Une hausse moyenne de 26 euros par an
Le gouvernement a validé la proposition de la Commission de régulation de l'énergie (CRE) d'augmenter de 2,5 % les tarifs réglementés de vente de l'électricité à partir du 1ᵉʳ août 2026. Une évolution qui concerne près de 20 millions de foyers ayant souscrit ce type de contrat, selon une information du site du service public.
Concrètement, cette hausse correspond à une augmentation moyenne de 5,98 € TTC par mégawattheure, soit environ 26 € TTC supplémentaires par an pour un ménage consommant 4,5 MWh d'électricité.
Des dépenses toujours plus lourdes
Si cette augmentation est modérée à l'échelle d'une année, elle s'ajoute à l'ensemble des dépenses fixes que les ménages doivent assumer, comme le logement, les assurances ou encore les abonnements du quotidien. Des dépenses qui occupent une place de plus en plus importante dans le budget des foyers et réduisent mécaniquement leur reste à vivre.

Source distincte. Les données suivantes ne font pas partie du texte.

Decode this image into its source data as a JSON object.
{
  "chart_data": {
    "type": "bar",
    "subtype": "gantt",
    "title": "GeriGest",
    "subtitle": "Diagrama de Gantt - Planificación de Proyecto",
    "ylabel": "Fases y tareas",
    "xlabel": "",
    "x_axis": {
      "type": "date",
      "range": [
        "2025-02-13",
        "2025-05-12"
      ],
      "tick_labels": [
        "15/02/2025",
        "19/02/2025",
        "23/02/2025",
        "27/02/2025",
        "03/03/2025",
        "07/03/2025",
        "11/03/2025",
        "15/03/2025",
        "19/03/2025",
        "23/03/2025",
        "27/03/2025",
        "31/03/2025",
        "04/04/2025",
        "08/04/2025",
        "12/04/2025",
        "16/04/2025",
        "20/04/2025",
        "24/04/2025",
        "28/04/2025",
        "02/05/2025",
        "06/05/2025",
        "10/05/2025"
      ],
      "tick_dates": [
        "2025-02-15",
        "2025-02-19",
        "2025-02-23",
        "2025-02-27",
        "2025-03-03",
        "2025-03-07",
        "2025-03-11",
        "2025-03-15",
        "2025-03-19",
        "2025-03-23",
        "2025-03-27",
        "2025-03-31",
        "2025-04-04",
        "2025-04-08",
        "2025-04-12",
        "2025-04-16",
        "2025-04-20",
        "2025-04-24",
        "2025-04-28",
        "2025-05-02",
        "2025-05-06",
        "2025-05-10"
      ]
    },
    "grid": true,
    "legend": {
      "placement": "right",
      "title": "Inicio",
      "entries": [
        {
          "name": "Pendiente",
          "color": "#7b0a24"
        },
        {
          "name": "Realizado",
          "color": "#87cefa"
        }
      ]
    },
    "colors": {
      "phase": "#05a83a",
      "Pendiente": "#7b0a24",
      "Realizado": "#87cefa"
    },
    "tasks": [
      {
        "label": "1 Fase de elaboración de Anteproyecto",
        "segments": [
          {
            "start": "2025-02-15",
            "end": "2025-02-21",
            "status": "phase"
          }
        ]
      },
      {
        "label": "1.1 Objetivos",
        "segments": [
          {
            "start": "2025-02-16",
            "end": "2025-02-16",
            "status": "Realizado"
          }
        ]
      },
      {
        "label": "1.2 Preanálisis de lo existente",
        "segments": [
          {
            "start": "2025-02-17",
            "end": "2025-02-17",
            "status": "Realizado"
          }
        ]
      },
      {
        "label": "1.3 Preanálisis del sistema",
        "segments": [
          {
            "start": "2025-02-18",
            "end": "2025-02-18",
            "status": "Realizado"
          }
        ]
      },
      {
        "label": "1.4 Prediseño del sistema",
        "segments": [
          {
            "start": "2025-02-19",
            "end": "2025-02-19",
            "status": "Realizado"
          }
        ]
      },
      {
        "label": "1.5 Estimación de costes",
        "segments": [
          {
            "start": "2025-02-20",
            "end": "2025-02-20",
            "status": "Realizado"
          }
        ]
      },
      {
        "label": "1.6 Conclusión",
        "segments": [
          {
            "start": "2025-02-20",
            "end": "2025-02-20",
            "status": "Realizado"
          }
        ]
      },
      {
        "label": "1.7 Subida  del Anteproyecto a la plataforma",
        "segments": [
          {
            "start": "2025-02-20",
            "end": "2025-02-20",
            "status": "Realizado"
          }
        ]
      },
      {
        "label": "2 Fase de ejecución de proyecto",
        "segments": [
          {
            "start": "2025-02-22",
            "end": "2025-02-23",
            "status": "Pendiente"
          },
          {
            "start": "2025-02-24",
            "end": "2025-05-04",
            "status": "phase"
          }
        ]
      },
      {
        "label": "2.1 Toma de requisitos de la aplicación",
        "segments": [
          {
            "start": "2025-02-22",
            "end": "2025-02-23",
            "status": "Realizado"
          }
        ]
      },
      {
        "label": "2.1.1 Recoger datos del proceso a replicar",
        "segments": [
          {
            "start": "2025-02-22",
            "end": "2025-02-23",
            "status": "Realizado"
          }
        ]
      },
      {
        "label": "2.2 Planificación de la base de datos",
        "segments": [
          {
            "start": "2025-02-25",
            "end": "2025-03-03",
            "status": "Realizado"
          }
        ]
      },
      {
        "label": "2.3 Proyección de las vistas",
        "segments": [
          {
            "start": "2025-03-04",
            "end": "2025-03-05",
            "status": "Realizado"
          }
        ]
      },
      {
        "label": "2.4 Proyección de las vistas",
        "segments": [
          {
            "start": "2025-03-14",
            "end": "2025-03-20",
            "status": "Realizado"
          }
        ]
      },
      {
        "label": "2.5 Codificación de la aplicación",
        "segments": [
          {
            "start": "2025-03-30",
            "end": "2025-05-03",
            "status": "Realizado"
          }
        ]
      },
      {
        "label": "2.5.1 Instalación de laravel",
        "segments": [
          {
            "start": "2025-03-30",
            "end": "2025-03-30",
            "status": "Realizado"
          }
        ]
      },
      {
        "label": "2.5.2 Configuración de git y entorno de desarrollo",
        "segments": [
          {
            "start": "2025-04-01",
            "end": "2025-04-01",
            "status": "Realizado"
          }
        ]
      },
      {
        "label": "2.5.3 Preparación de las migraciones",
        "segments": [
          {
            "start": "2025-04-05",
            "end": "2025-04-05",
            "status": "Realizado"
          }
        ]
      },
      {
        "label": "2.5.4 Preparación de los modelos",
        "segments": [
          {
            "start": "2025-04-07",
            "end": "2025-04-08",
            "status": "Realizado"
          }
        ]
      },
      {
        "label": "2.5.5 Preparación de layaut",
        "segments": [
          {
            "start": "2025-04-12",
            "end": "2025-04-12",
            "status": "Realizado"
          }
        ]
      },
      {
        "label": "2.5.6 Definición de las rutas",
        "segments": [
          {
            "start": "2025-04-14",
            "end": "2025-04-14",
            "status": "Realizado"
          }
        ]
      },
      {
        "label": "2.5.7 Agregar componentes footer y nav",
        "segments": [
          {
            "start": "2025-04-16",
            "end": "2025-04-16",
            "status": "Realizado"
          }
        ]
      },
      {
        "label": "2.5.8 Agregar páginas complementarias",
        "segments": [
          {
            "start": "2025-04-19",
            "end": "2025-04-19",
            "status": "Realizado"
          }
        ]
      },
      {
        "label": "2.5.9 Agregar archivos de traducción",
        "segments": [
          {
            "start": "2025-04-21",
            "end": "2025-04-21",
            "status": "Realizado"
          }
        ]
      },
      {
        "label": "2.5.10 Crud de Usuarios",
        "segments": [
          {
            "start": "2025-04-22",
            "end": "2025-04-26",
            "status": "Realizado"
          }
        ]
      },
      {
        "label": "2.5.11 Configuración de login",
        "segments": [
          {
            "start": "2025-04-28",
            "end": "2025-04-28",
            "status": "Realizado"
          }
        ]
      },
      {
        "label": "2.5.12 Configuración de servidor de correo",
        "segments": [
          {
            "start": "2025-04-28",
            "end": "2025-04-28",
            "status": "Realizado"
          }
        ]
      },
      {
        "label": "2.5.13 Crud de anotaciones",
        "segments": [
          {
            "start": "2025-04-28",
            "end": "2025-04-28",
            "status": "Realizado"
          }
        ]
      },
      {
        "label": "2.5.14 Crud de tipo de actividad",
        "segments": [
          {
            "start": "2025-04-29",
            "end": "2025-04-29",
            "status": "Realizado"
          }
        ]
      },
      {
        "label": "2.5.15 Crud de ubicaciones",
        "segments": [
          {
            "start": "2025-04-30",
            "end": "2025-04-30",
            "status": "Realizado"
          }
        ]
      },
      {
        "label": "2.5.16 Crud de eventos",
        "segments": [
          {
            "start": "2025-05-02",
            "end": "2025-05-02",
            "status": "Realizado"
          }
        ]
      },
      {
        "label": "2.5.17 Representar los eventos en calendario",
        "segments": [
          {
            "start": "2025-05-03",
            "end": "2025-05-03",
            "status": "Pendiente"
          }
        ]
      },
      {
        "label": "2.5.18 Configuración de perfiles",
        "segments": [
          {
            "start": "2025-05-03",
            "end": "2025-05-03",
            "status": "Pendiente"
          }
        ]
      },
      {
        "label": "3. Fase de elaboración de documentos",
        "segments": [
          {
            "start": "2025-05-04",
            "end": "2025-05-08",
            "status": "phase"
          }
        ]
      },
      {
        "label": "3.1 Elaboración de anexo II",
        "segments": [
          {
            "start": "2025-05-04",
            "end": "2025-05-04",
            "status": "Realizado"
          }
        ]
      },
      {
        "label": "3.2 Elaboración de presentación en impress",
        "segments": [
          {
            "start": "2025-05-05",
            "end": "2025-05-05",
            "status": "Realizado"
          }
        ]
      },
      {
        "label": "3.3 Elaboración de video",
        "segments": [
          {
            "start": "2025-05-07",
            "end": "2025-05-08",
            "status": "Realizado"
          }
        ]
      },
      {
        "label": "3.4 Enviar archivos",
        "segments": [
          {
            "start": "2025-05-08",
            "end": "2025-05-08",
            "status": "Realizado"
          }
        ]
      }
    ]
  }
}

Selon la CRE, cette évolution des tarifs s'explique principalement par la hausse du tarif d'utilisation des réseaux publics d'électricité (TURPE) ainsi que par l'intégration du nouveau mécanisme de capacité, destiné à garantir la disponibilité de l'électricité lors des périodes de forte consommation.
Les évolutions heures pleines/heures creuses
Autre évolution plus positive cette fois : l'option heures pleines/heures creuses sera désormais accessible à partir d'une puissance souscrite de 3 kVA, contre 6 kVA auparavant. Davantage de foyers pourraient ainsi bénéficier de cette option tarifaire selon leur contrat et leurs habitudes de consommation et envisager le paiement de leurs factures énergétiques plus sereinement.